L’essor, la réussite

 
En 1740, une Manufacture de porcelaine tendre - ce succédané de la véritable porcelaine, dite porcelaine dure, composée de kaolin à près de 75 % - est fondée dans l'une des tours du château de Vincennes. Cette porcelaine est en effet très convoitée par les cours européennes au XVIIIe siècle, qui ne possèdent pas encore le secret détenu depuis 1710 par la Saxe, celui de l'adjonction du kaolin - une argile blanche - à la pâte de porcelaine.
Louis XV accorde ainsi rapidement son intérêt à la jeune Manufacture de Vincennes et, en 1756, la fait transférer dans des bâtiments construits spécialement pour elle à Sèvres, à mi-chemin entre les Tuileries et Versailles.
 
La réussite éclatante de la Manufacture de Vincennes-Sèvres, accompagnée des privilèges royaux, est le résultat de la conjonction heureuse entre l’excellence des matières, celles des savoir-faire et un goût inspiré de la modernité. Les modèles sont conçus par des artistes de renom, comme François Boucher, peintre du Roi, premier artiste invité en 1749. Giovanni Claudio Ciambellano, dit Duplessis père, orfèvre du Roi, est le créateur de la plupart des formes de 1748 à sa mort, en 1774.
 
En 1752, les sculptures sont délibérément laissées en biscuit, sans émail et sans décor, afin de les distinguer de la sculpture polychrome allemande très en vogue et de les apparenter à la froideur du marbre. Etienne-Maurice Falconet, chargé de la sculpture de 1757 à 1766, participe activement au succès du biscuit de Sèvres.
En 1759, le roi fait passer sous l’entier contrôle de la Couronne la jeune Manufacture.
 
En 1768, deux chercheurs de la Manufacture de Sèvres découvrent le premier gisement de kaolin sur le sol français, près de Limoges.
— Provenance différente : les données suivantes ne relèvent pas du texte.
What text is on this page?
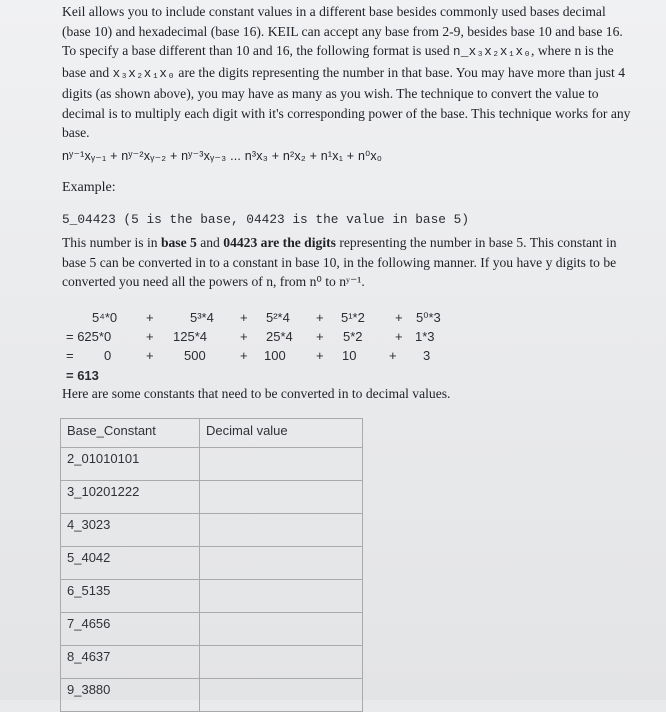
Keil allows you to include constant values in a different base besides commonly used bases decimal (base 10) and hexadecimal (base 16). KEIL can accept any base from 2-9, besides base 10 and base 16. To specify a base different than 10 and 16, the following format is used n_x₃x₂x₁x₀, where n is the base and x₃x₂x₁x₀ are the digits representing the number in that base. You may have more than just 4 digits (as shown above), you may have as many as you wish. The technique to convert the value to decimal is to multiply each digit with it's corresponding power of the base. This technique works for any base.

nʸ⁻¹xᵧ₋₁ + nʸ⁻²xᵧ₋₂ + nʸ⁻³xᵧ₋₃ ... n³x₃ + n²x₂ + n¹x₁ + n⁰x₀
Example:
5_04423 (5 is the base, 04423 is the value in base 5)

This number is in base 5 and 04423 are the digits representing the number in base 5. This constant in base 5 can be converted in to a constant in base 10, in the following manner. If you have y digits to be converted you need all the powers of n, from n⁰ to nʸ⁻¹.

5⁴*0 +	5³*4 + 5²*4 + 5¹*2 + 5⁰*3
= 625*0	+ 125*4	+ 25*4 + 5*2 + 1*3
= 0	+ 500	+ 100 + 10	+ 3
= 613

Here are some constants that need to be converted in to decimal values.

Base_Constant	Decimal value
2_01010101	
3_10201222	
4_3023	
5_4042	
6_5135	
7_4656	
8_4637	
9_3880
La porcelaine dure est grâce à cette découverte commercialisée à Sèvres dès 1770.
 
A cette époque, le style passe du baroque au néo-classique, très présent dans la sculpture - dirigée de 1773 à 1800 par Louis-Simon Boizot membre de l’Académie royale -, avec des allégories et des sujets mythologiques. Durant la Révolution, l’iconographie s’inspire des nouveaux thèmes patriotiques.